Energy Minister Angus Taylor has welcomed and claimed credit for wholesale electricity prices halving during the current year. Unsaid is that the final price has not shifted much – and that’s because all the subsidy-reliant wind and solar create other costs (new transmission, frequency control, lack of “system strength”) which electricity consumers need to cover. These aside, the pattern is that each major coal plant closure, caused by subsidised renewables depressing wholesale prices, brings a surge in prices and a new plateau which has already taken Australia from the world’s cheapest to among the dearest electricity supply jurisdictions.
Turning a blind eye to this, Minister Taylor declares, “We are winning the trifecta — affordable, reliable and sustainable electricity” with new wind/solar installations equivalent to four new coal generators. Such boosterism sits oddly with the desperate measures being employed to shore up the system, measures that include a new EnergyAustralia gas plant in NSW supported by a 20 per cent subsidy, another one by Snowy Hydro underwritten by the Commonwealth and rules that prevent generators from closing even when they are losing money.
They also are inconsistent with the Energy Security Board’s (ESB) 2025 Options Paper.
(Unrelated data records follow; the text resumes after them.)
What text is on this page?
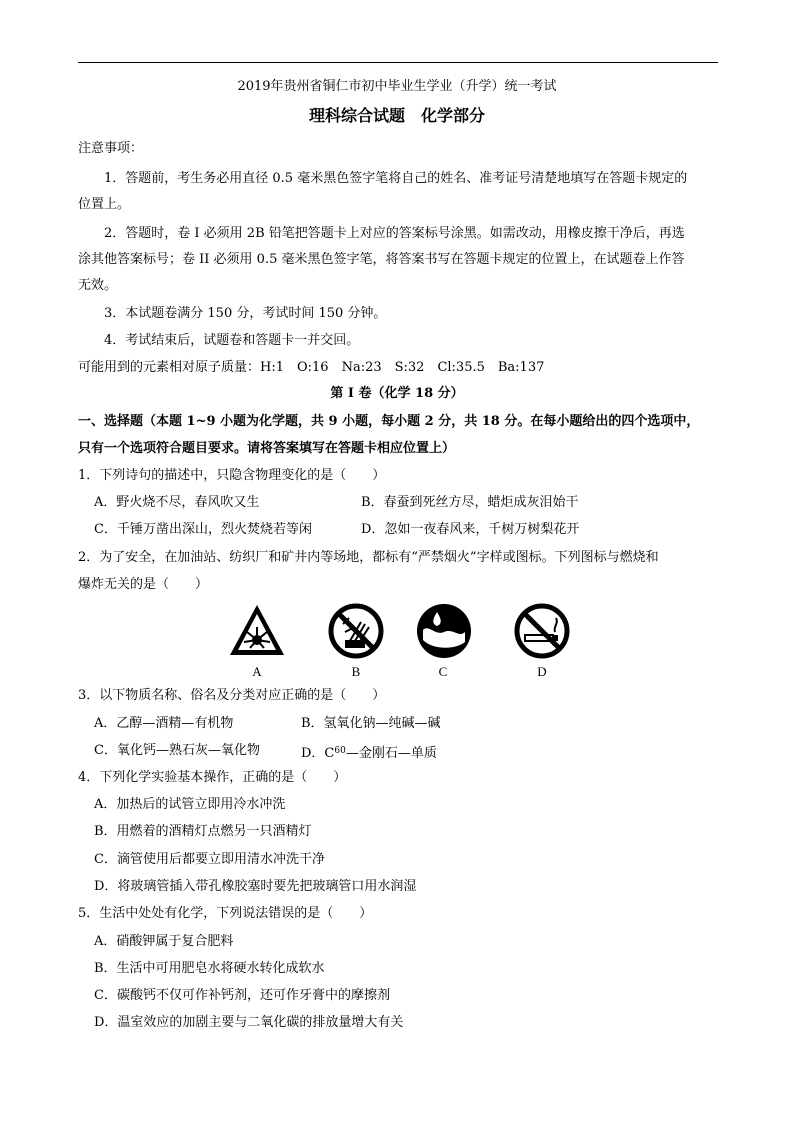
2019年贵州省铜仁市初中毕业生学业（升学）统一考试
理科综合试题　化学部分
注意事项：
1．答题前，考生务必用直径 0.5 毫米黑色签字笔将自己的姓名、准考证号清楚地填写在答题卡规定的
位置上。
2．答题时，卷 I 必须用 2B 铅笔把答题卡上对应的答案标号涂黑。如需改动，用橡皮擦干净后，再选
涂其他答案标号；卷 II 必须用 0.5 毫米黑色签字笔，将答案书写在答题卡规定的位置上，在试题卷上作答
无效。
3．本试题卷满分 150 分，考试时间 150 分钟。
4．考试结束后，试题卷和答题卡一并交回。
可能用到的元素相对原子质量：H:1　O:16　Na:23　S:32　Cl:35.5　Ba:137
第 I 卷（化学 18 分）
一、选择题（本题 1~9 小题为化学题，共 9 小题，每小题 2 分，共 18 分。在每小题给出的四个选项中，
只有一个选项符合题目要求。请将答案填写在答题卡相应位置上）
1．下列诗句的描述中，只隐含物理变化的是（　　）
A．野火烧不尽，春风吹又生	B．春蚕到死丝方尽，蜡炬成灰泪始干
C．千锤万凿出深山，烈火焚烧若等闲	D．忽如一夜春风来，千树万树梨花开
2．为了安全，在加油站、纺织厂和矿井内等场地，都标有“严禁烟火”字样或图标。下列图标与燃烧和
爆炸无关的是（　　）
A	B	C	D
3．以下物质名称、俗名及分类对应正确的是（　　）
A．乙醇—酒精—有机物	B．氢氧化钠—纯碱—碱
C．氧化钙—熟石灰—氧化物	D．$C^{60}—$金刚石—单质
4．下列化学实验基本操作，正确的是（　　）
A．加热后的试管立即用冷水冲洗
B．用燃着的酒精灯点燃另一只酒精灯
C．滴管使用后都要立即用清水冲洗干净
D．将玻璃管插入带孔橡胶塞时要先把玻璃管口用水润湿
5．生活中处处有化学，下列说法错误的是（　　）
A．硝酸钾属于复合肥料
B．生活中可用肥皂水将硬水转化成软水
C．碳酸钙不仅可作补钙剂，还可作牙膏中的摩擦剂
D．温室效应的加剧主要与二氧化碳的排放量增大有关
This recognises that, unless we address the cracks that have been created in the drive to replace reliable coal with unreliable wind/solar, a disaster is imminent. Though the ESB fails to acknowledge that renewables need subsidies to compete, it does realise that replacing coal by wind/solar means ever-more subsidies, interventions, directions and creation of markets to allow a stable supply that is automatic in a fossil fuel or nuclear-based supply system.
I address these issues in a piece in The Spectator, which charitably concludes,
“Angus Taylor is imprisoned by subsidy seekers and agenda-driven politicians at home and abroad who misunderstand the economics of electricity. He likely sees no choice other than to continue existing policies and hope we can muddle through. Perhaps we will avoid a catastrophic failure of the electricity supply system but this will only be at the expense of far higher costs with damaging implications for households and the competitiveness of agricultural and manufacturing industries.”